Drug sensitivity persists indefinitely once the patient develops DITP. In several reported cases on repeat exposure to vancomycin, the platelet count has plunged to critical levels [10, 16]. Patients should be educated and their chart labeled as having an allergy to the drug causing DITP, which should never be used. Drug-dependent antibodies typically do not cross-react with different drugs that have a similar molecular structure and so different drugs from the same class can be used [7].

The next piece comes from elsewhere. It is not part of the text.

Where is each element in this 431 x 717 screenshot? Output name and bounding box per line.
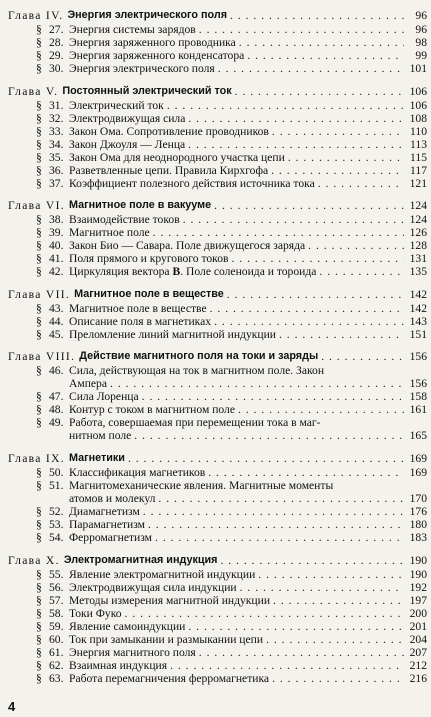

In some reported cases, the thrombocytopenia developed only on the second exposure to vancomycin and it has been postulated that prior sensitization to vancomycin was present [6, 17]. In this case, the serum of the patient prior to vancomycin showed IgG antibodies to vancomycin and the post-exposure serum showed both IgG and IgM antibodies to the drug [17]. The thrombocytopenia in these reported cases developed within hours to a day of reintroduction to vancomycin; thus, it is an anamnestic antibody response. However, in the majority of cases, there is no history of prior vancomycin use reported. We hypothesize that the sensitization and the anamnestic response happens during the same single exposure such as occurred in our patient, when thrombocytopenia developed after a few days of treatment with vancomycin. Whereas if the development of thrombocytopenia is rapid, it might be worthwhile to explore if there was a history of vancomycin use. As per existing reports, there have been no risk factors identified that can predict which patients will develop severe thrombocytopenia in exposure to vancomycin. Thus, it is crucial to consider this etiology among our differentials of thrombocytopenia.
Conclusion
Vancomycin-induced thrombocytopenia, though well reported, is a less clinically recognized entity. It is important to be aware of this adverse effect as the thrombocytopenia is often severe, with significant bleeding. In an era where broad spectrum antibiotic coverage is becoming the norm, it is important to consider if gram positive, specifically MRSA coverage, is required before starting vancomycin. It is equally critical never to administer vancomycin in patients who experienced thrombocytopenia from it.
Statement of Ethics
Patient is deceased. Patient’s son has given verbal consent to publish the case report.
Disclosure Statement
The authors have no conflicts of interest to declare.
Funding Sources
There was no funding provided for the writing of this manuscript.
Author Contributions
Nisha Ajit did the literature review, wrote and edited the manuscript. She was also involved in the patient management. Sindhu Priya Devarashetty reviewed the literature and wrote the manuscript. Samip Master supervised the patient management and reviewed the manuscript.